Conclusion stupéfiante: deux hauts dirigeants de la Sûreté du Québec (SQ) et deux cadres supérieurs à la retraite sont finalement accusés d'abus de confiance, de fraude et de vol de plus de 5000$, pour avoir permis l'utilisation, à d'autres fins, d'un fonds secret destiné à favoriser les enquêtes policières.

Selon les sources de La Presse, l'ancien directeur général de la Sûreté du Québec, Richard Deschesnes, son adjoint aux enquêtes criminelles, Jean Audette, et deux autres anciens cadres supérieurs, Steven Chabot et Alfred Tremblay, tous deux retraités, se verront signifier mardi les accusations de nature criminelle portées à leur endroit.

Les sommations seront rendues publiques mardi, au palais de justice. Tous doivent se prêter mercredi à une identification dans un poste de police pour une comparution au palais de justice le 13 février.

Passibles de cinq ans de prison

Tous doivent faire face à des accusations en vertu des articles 122, 321 et 324 du Code criminel, pour abus de confiance, fraude et vol d'une somme de plus de 5000$, des gestes passibles d'une incarcération d'au plus cinq ans. Joint lundi par La Presse, Steven Chabot a confirmé que les accusations ont été portées: «Vous comprendrez que je n'ai aucun commentaire à faire maintenant qu'il y a des accusations criminelles. Ce que j'ai à dire, je le dirai devant le tribunal.»

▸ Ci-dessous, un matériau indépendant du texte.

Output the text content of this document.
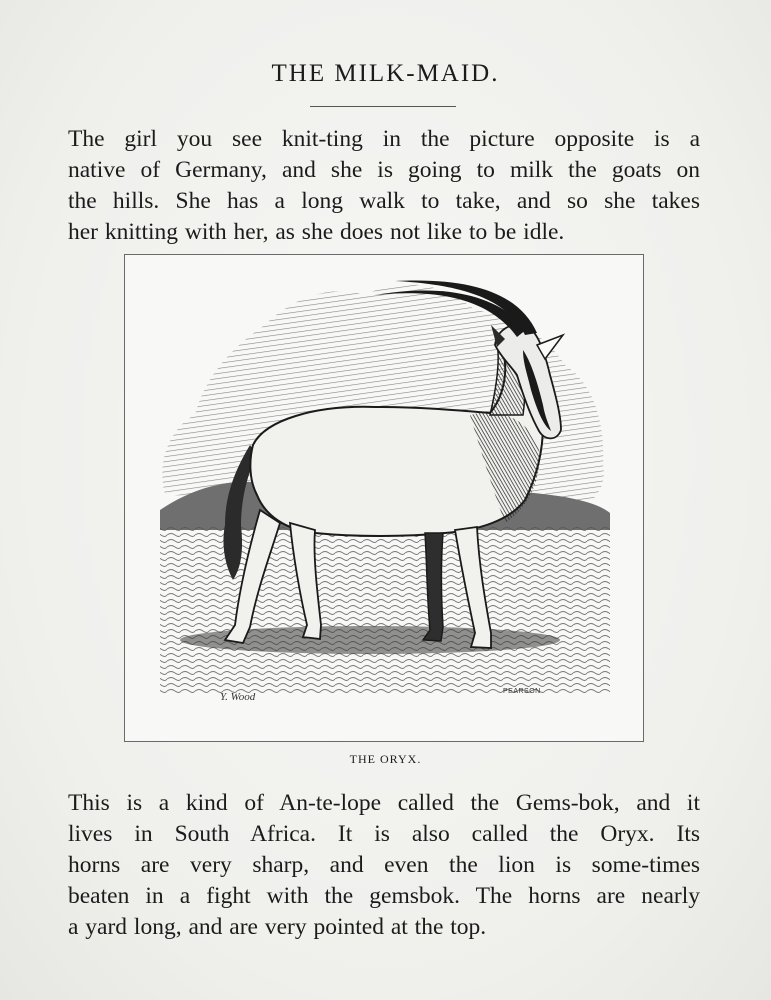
THE MILK-MAID.
The girl you see knit-ting in the picture opposite is a
native of Germany, and she is going to milk the goats on
the hills. She has a long walk to take, and so she takes
her knitting with her, as she does not like to be idle.
Y. Wood	PEARSON
THE ORYX.
This is a kind of An-te-lope called the Gems-bok, and it
lives in South Africa. It is also called the Oryx. Its
horns are very sharp, and even the lion is some-times
beaten in a fight with the gemsbok. The horns are nearly
a yard long, and are very pointed at the top.
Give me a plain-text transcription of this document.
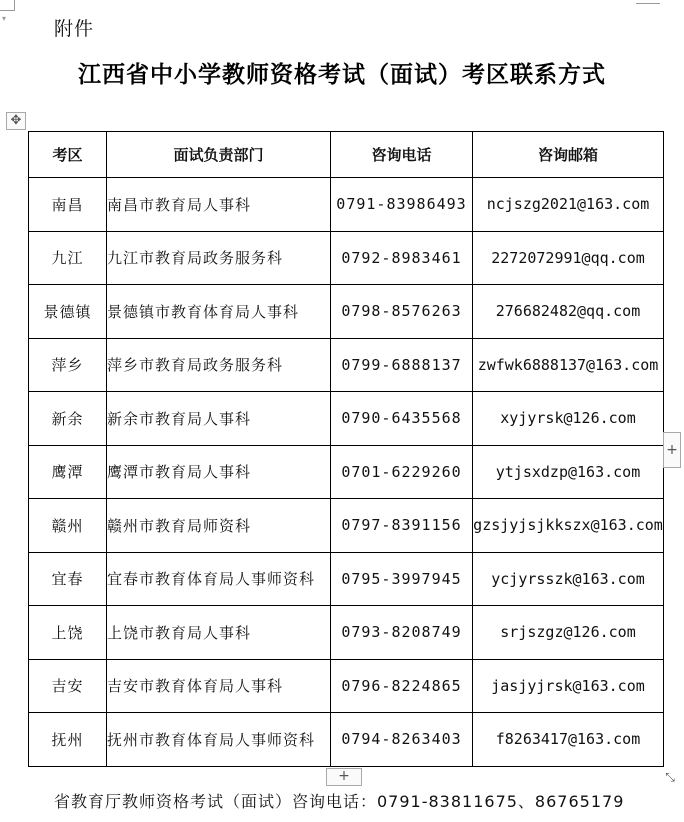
▾	附件
江西省中小学教师资格考试（面试）考区联系方式
✥
考区	面试负责部门	咨询电话	咨询邮箱
南昌	南昌市教育局人事科	0791-83986493	ncjszg2021@163.com
九江	九江市教育局政务服务科	0792-8983461	2272072991@qq.com
景德镇	景德镇市教育体育局人事科	0798-8576263	276682482@qq.com
萍乡	萍乡市教育局政务服务科	0799-6888137	zwfwk6888137@163.com
新余	新余市教育局人事科	0790-6435568	xyjyrsk@126.com
鹰潭	鹰潭市教育局人事科	0701-6229260	ytjsxdzp@163.com
赣州	赣州市教育局师资科	0797-8391156	gzsjyjsjkkszx@163.com
宜春	宜春市教育体育局人事师资科	0795-3997945	ycjyrsszk@163.com
上饶	上饶市教育局人事科	0793-8208749	srjszgz@126.com
吉安	吉安市教育体育局人事科	0796-8224865	jasjyjrsk@163.com
抚州	抚州市教育体育局人事师资科	0794-8263403	f8263417@163.com
+
+	⤡
省教育厅教师资格考试（面试）咨询电话：0791-83811675、86765179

MM. Deschesnes et Audette étaient suspendus avec solde depuis la fin de 2012. Le progrès de ce dossier était, a-t-on appris, suivi de près par le directeur de la SQ, Mario Laprise; c'est une vérification qu'il avait enclenchée qui avait dévoilé le pot aux roses. M. Laprise, ancien cadre supérieur de la SQ devenu responsable de la sécurité à Hydro-Québec, avait remplacé M. Deschesnes à la tête de la SQ en octobre 2012, tout de suite après l'arrivée du Parti québécois au pouvoir. M. Deschesnes avait été nommé par Jacques Dupuis en 2008.

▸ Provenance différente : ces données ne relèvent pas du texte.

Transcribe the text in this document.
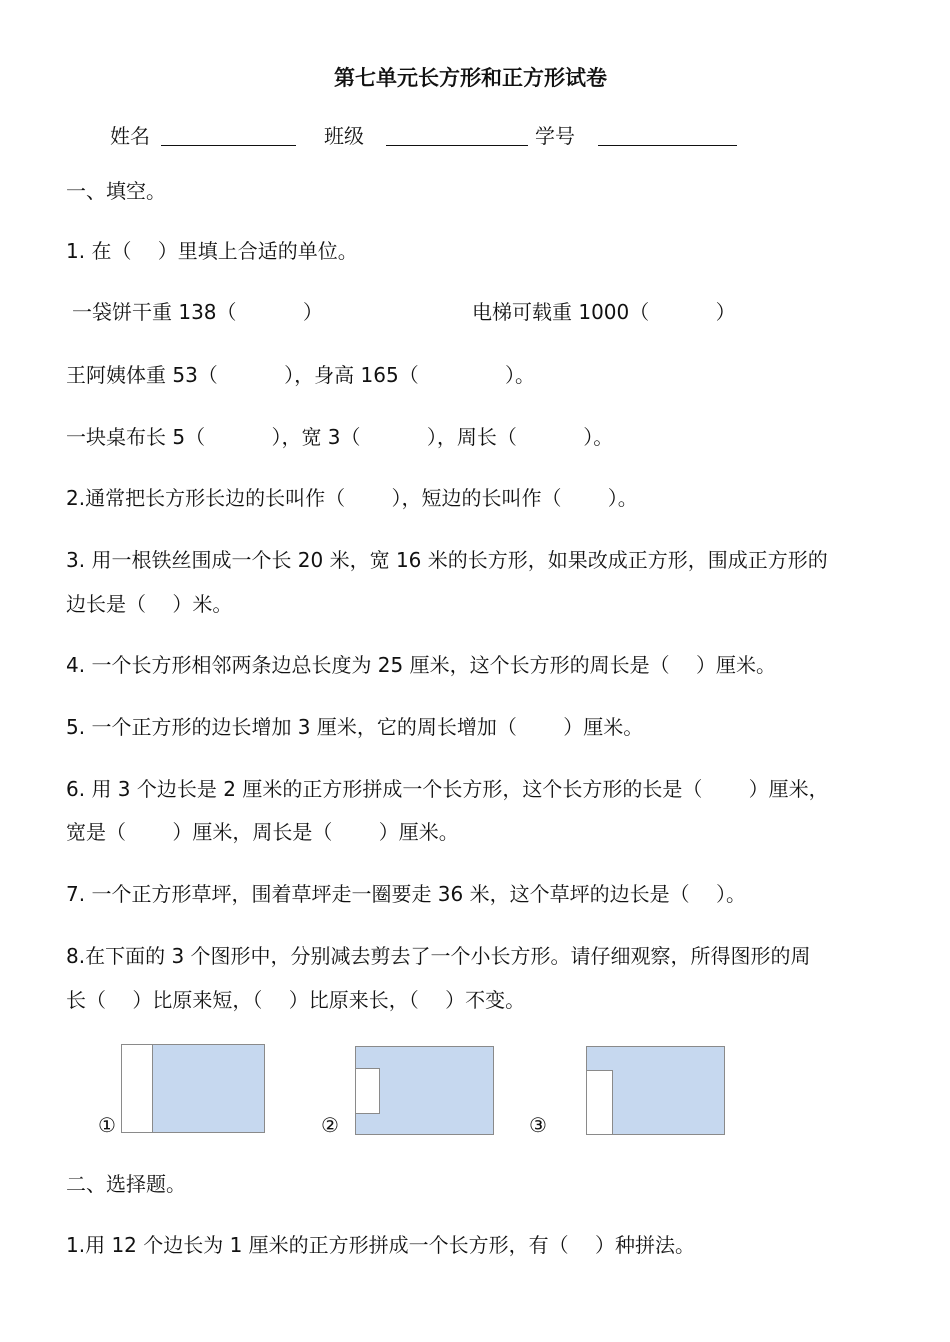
第七单元长方形和正方形试卷
姓名	班级	学号
一、填空。
1. 在（　 ）里填上合适的单位。
一袋饼干重 138（　　　 ）	电梯可载重 1000（　　　 ）
王阿姨体重 53（　　　 ），身高 165（　　　　 ）。
一块桌布长 5（　　　 ），宽 3（　　　 ），周长（　　　 ）。
2.通常把长方形长边的长叫作（　　 ），短边的长叫作（　　 ）。
3. 用一根铁丝围成一个长 20 米，宽 16 米的长方形，如果改成正方形，围成正方形的
边长是（　 ）米。
4. 一个长方形相邻两条边总长度为 25 厘米，这个长方形的周长是（　 ）厘米。
5. 一个正方形的边长增加 3 厘米，它的周长增加（　　 ）厘米。
6. 用 3 个边长是 2 厘米的正方形拼成一个长方形，这个长方形的长是（　　 ）厘米，
宽是（　　 ）厘米，周长是（　　 ）厘米。
7. 一个正方形草坪，围着草坪走一圈要走 36 米，这个草坪的边长是（　 ）。
8.在下面的 3 个图形中，分别减去剪去了一个小长方形。请仔细观察，所得图形的周
长（　 ）比原来短，（　 ）比原来长，（　 ）不变。
①	②	③
二、选择题。
1.用 12 个边长为 1 厘米的正方形拼成一个长方形，有（　 ）种拼法。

Alfred Tremblay, retraité, était pendant des années «inspecteur aux renseignements de sécurité», un poste névralgique. Comme M. Chabot, il aurait bénéficié d'une indemnité de départ, que l'on croit venir de ce fonds d'opération de la SQ. M. Tremblay était à couteaux tirés avec Normand Proulx, qui aurait ainsi voulu faciliter son départ, explique-t-on.

Comité d'enquête spécial

Toute cette affaire avait commencé à la fin de 2012. Le ministre responsable de la Sécurité publique Stéphane Bergeron avait annoncé qu'un comité d'enquête spécial avait été formé pour établir si les policiers avaient transgressé la loi dans l'utilisation du fonds d'opération de la SQ, une enveloppe d'environ 25 millions par année, devant servir à épingler les trafiquants de stupéfiants et à payer des informateurs.

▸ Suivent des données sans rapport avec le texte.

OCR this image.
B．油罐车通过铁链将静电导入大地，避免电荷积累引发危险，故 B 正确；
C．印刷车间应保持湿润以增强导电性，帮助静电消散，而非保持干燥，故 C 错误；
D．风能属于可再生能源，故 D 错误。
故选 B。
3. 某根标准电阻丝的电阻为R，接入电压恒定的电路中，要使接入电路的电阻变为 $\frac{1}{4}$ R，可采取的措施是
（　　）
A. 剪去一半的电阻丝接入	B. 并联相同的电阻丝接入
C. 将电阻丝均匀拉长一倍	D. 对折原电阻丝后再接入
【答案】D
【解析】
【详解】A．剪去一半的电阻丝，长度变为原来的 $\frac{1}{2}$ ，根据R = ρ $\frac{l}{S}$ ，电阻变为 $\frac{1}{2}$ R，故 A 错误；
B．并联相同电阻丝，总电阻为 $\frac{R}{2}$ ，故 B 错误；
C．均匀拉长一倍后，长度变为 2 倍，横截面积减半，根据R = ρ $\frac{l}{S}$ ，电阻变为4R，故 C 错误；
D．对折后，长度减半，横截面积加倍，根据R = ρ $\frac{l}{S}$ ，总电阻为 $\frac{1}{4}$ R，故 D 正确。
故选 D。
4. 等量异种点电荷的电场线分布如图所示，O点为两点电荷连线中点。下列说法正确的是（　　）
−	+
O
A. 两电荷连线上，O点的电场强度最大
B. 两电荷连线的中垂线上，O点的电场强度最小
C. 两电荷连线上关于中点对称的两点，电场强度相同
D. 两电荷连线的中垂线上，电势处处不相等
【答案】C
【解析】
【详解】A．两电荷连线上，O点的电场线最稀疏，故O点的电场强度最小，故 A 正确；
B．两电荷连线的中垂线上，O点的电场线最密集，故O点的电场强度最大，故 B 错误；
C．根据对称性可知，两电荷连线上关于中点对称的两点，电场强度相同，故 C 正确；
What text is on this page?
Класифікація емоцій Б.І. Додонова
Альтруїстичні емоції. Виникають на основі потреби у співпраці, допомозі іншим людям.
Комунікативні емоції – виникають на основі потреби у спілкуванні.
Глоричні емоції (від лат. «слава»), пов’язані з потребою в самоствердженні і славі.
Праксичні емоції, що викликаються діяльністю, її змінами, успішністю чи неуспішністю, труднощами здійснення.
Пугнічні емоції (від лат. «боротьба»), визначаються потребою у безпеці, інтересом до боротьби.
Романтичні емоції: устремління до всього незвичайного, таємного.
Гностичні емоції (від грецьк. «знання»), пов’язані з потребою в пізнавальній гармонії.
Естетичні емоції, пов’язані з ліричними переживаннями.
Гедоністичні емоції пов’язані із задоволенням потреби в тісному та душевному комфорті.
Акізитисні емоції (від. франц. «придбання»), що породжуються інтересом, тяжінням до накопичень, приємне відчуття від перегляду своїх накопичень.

Le fonds aurait servi par exemple à donner une indemnité de départ à MM. Chabot et Tremblay, ce qui n'est pas permis dans les règles de la Sûreté du Québec.

«Les faits allégués sont extrêmement troublants. Je suis conscient de la commotion que provoque la situation actuelle. Les dispositions prises démontrent que personne n'est au-dessus des lois», avait soutenu M. Bergeron à la fin de 2012, en déclenchant l'opération. Il précisait dès lors que l'enquête portait sur de possibles «abus de confiance» de la part de dirigeants de la SQ.

L'abus de confiance est prévu à l'article 112 du code, qui stipule qu'est «coupable d'un acte criminel et passible d'un emprisonnement maximal de cinq ans tout fonctionnaire qui, relativement aux fonctions de sa charge, commet une fraude ou un abus de confiance».

Étant donné la gravité des accusations, le ministre Bergeron avait ordonné la constitution d'une équipe spéciale d'enquête, qui ne pouvait être confiée à un corps policier en service.

Le groupe, formé par le sous-ministre Martin Prudhomme, avait été placé sous la responsabilité d'un retraité de la Gendarmerie royale du Canada (GRC). On avait regroupé d'anciens policiers fédéraux et des retraités du Service de police de la Ville de Montréal (SPVM). À la différence des autres opérations, des procureurs de la Direction des poursuites criminelles et pénales (DPCP) avaient suivi le travail des enquêteurs quotidiennement. Une fois l'enquête terminée, à la fin de l'an dernier, les accusations paraissaient déjà probables, puisque l'enquête avait été menée à la satisfaction de la Couronne.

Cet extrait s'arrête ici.